Lincoln Center has long known how to cultivate audiences, artists and donors. Now the country’s largest performing arts complex is learning how to cultivate grass.
Home to stone behemoths like the Metropolitan Opera House and Avery Fisher Hall, Lincoln Center has grown itself a parabola of green that opened last year as part of a campus redevelopment project. And these days, like homeowners everywhere, Lincoln Center is engaged in the joys and headaches of that suburban rite of spring: lawn care.
“It’s not as straightforward as keeping a glass wall clean,” said Peter Flamm, Lincoln Center’s senior director of real estate, planning and logistics. “It requires attention and love and care.”
The 7,203-square-foot lawn — on top of the new restaurant Lincoln, on the north plaza, along West 65th Street — had a rough beginning.

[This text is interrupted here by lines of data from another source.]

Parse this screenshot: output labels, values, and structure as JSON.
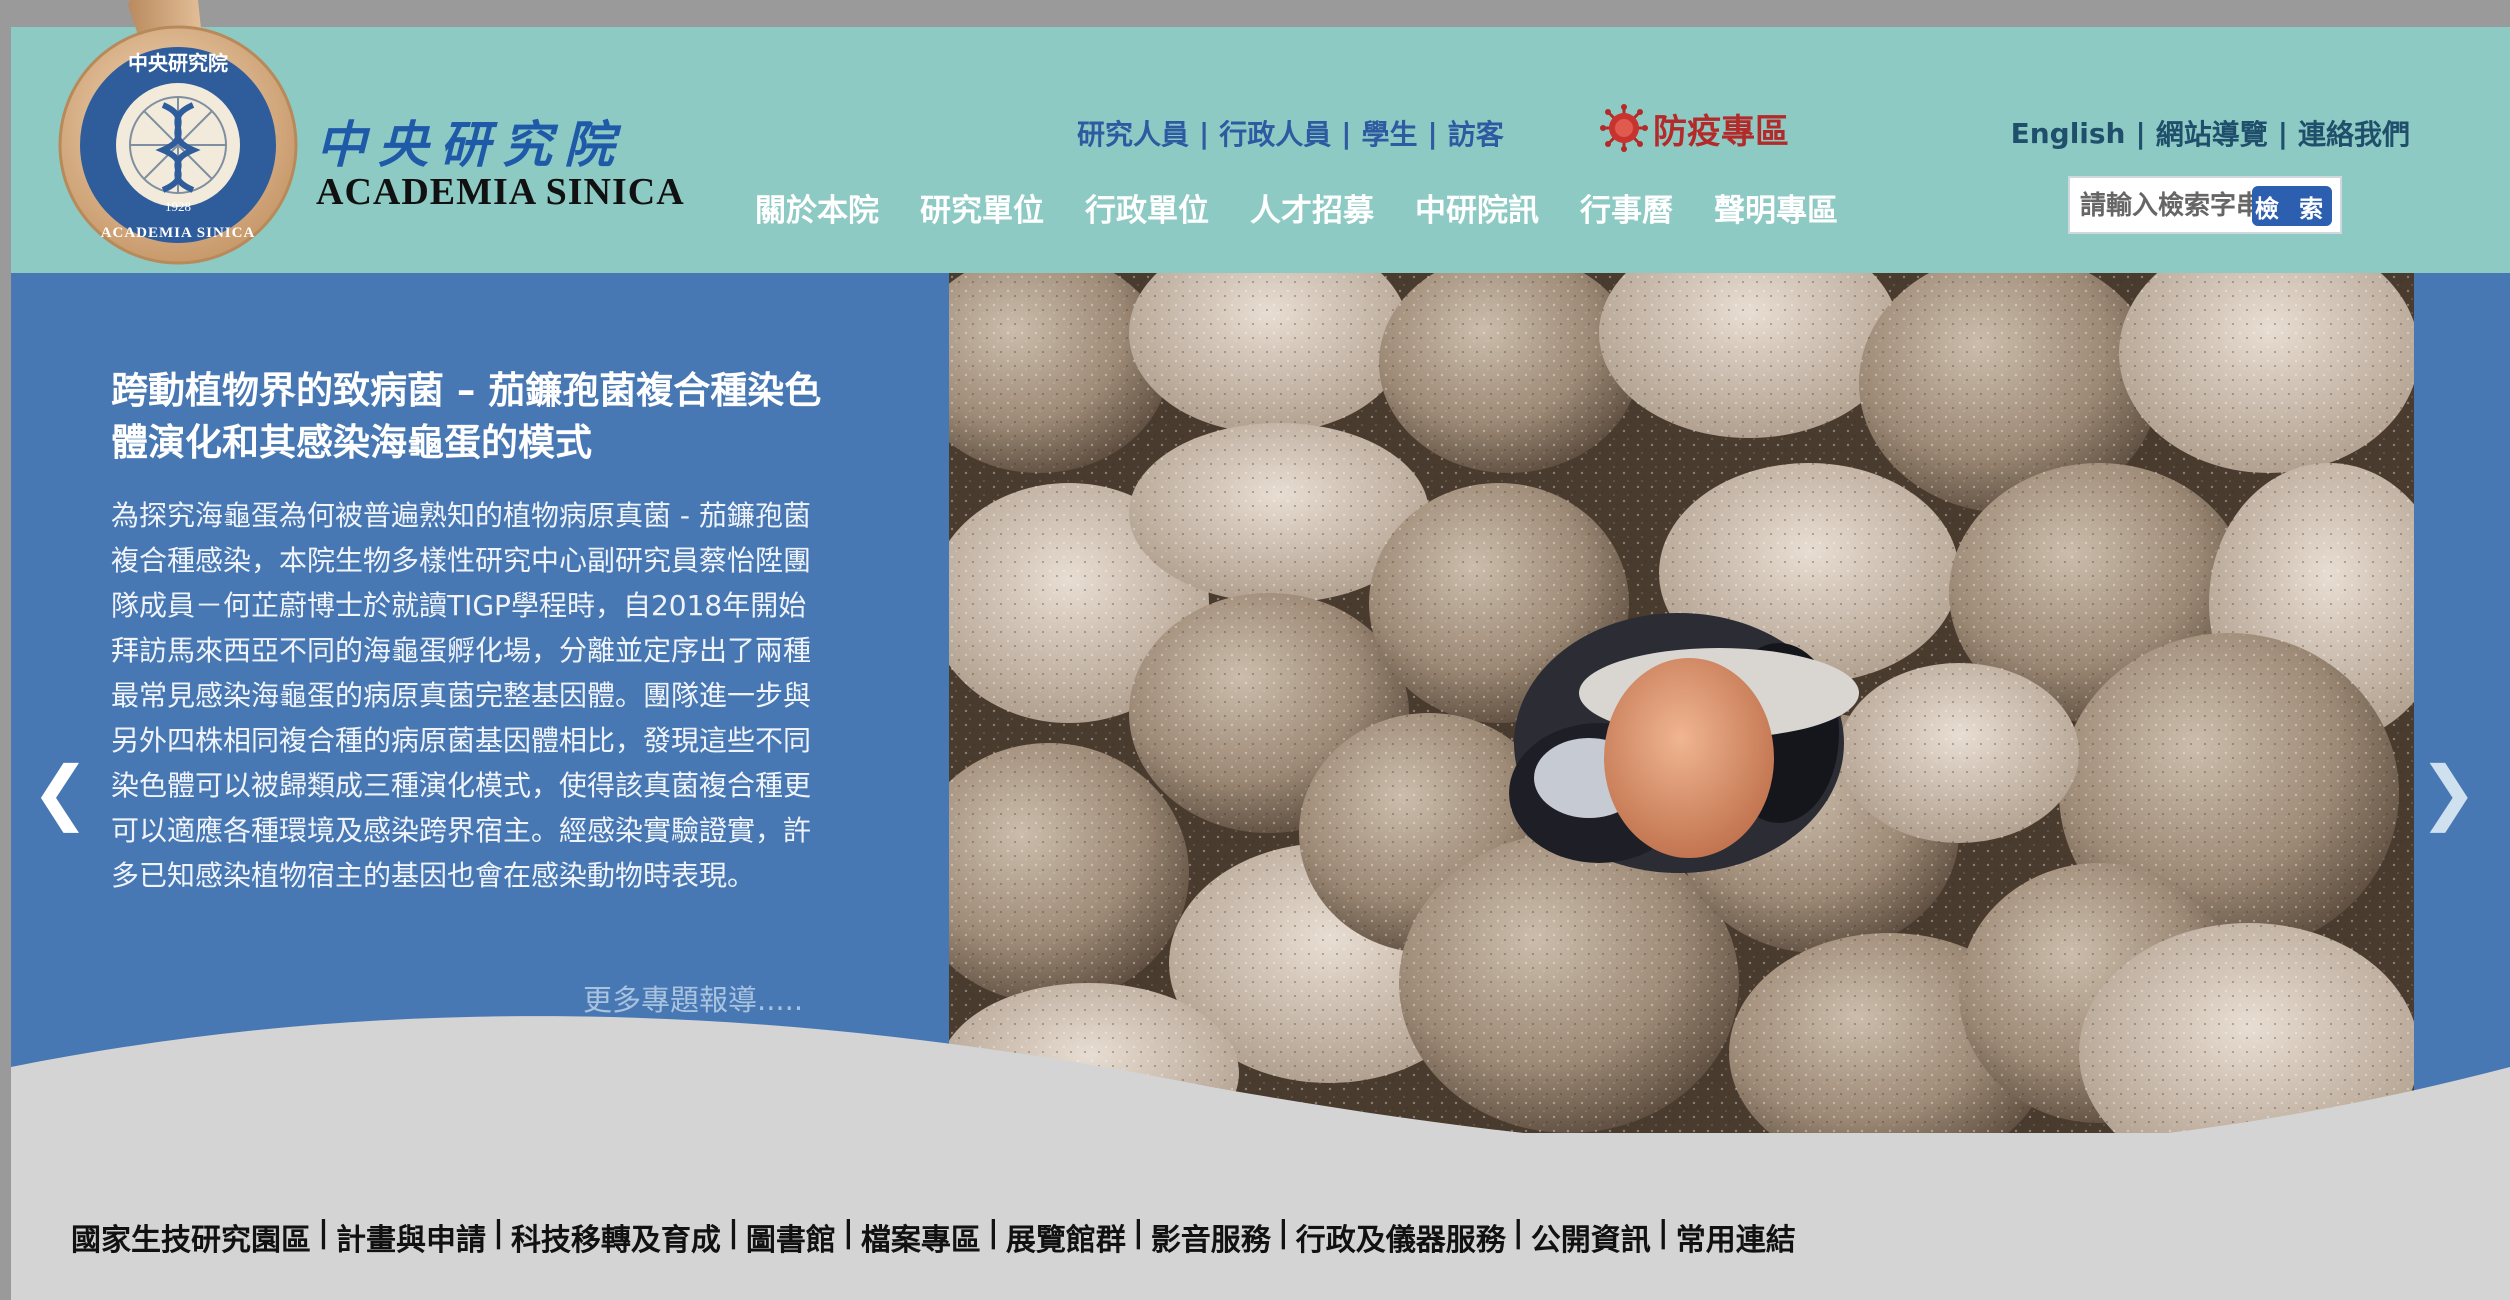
{
  "logo": {
    "name_cn": "中央研究院",
    "name_en": "ACADEMIA SINICA",
    "seal_text_top": "中央研究院",
    "seal_text_bottom": "ACADEMIA SINICA",
    "seal_year": "1928"
  },
  "role_links": [
    "研究人員",
    "行政人員",
    "學生",
    "訪客"
  ],
  "epidemic": {
    "label": "防疫專區",
    "icon": "virus-icon"
  },
  "util_links": [
    "English",
    "網站導覽",
    "連絡我們"
  ],
  "main_nav": [
    "關於本院",
    "研究單位",
    "行政單位",
    "人才招募",
    "中研院訊",
    "行事曆",
    "聲明專區"
  ],
  "search": {
    "placeholder": "請輸入檢索字串",
    "button": "檢 索"
  },
  "hero": {
    "title": "跨動植物界的致病菌 – 茄鐮孢菌複合種染色體演化和其感染海龜蛋的模式",
    "body": "為探究海龜蛋為何被普遍熟知的植物病原真菌 - 茄鐮孢菌複合種感染，本院生物多樣性研究中心副研究員蔡怡陞團隊成員－何芷蔚博士於就讀TIGP學程時，自2018年開始拜訪馬來西亞不同的海龜蛋孵化場，分離並定序出了兩種最常見感染海龜蛋的病原真菌完整基因體。團隊進一步與另外四株相同複合種的病原菌基因體相比，發現這些不同染色體可以被歸類成三種演化模式，使得該真菌複合種更可以適應各種環境及感染跨界宿主。經感染實驗證實，許多已知感染植物宿主的基因也會在感染動物時表現。",
    "more_link": "更多專題報導.....",
    "prev_icon": "chevron-left-icon",
    "next_icon": "chevron-right-icon"
  },
  "footer_links": [
    "國家生技研究園區",
    "計畫與申請",
    "科技移轉及育成",
    "圖書館",
    "檔案專區",
    "展覽館群",
    "影音服務",
    "行政及儀器服務",
    "公開資訊",
    "常用連結"
  ],
  "colors": {
    "header_bg": "#8ecac4",
    "hero_bg": "#4778b4",
    "link_blue": "#2d5aa0",
    "epidemic_red": "#b22a2a",
    "search_button": "#2d5fb0",
    "wave_grey": "#d4d4d4"
  }
}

It was forced to close just two weeks after opening last June because of mysterious brown spots that turned out to be dehydration caused by irrigation problems. It reopened about a week later and stayed open until November.
“These are glitches you get on any project,” said Frank S. Rossi, a turf grass scientist and associate professor in Cornell University’s horticulture department, who was Lincoln Center’s lawn guru and has been a consultant for the New York Yankees’ ballfields. “Ninety-five percent of the lawn is not differently managed than any lawn in the Hamptons or Scarsdale.”
This season Lincoln Center is determined to get it right. It is reactivating improved watering systems; fertilizing, reseeding and mowing the lawns at a higher setting, to three inches, to minimize crab grass growth and grubs; and aerating the soil and adding more earth. The lawn is scheduled to reopen to the public on May 11.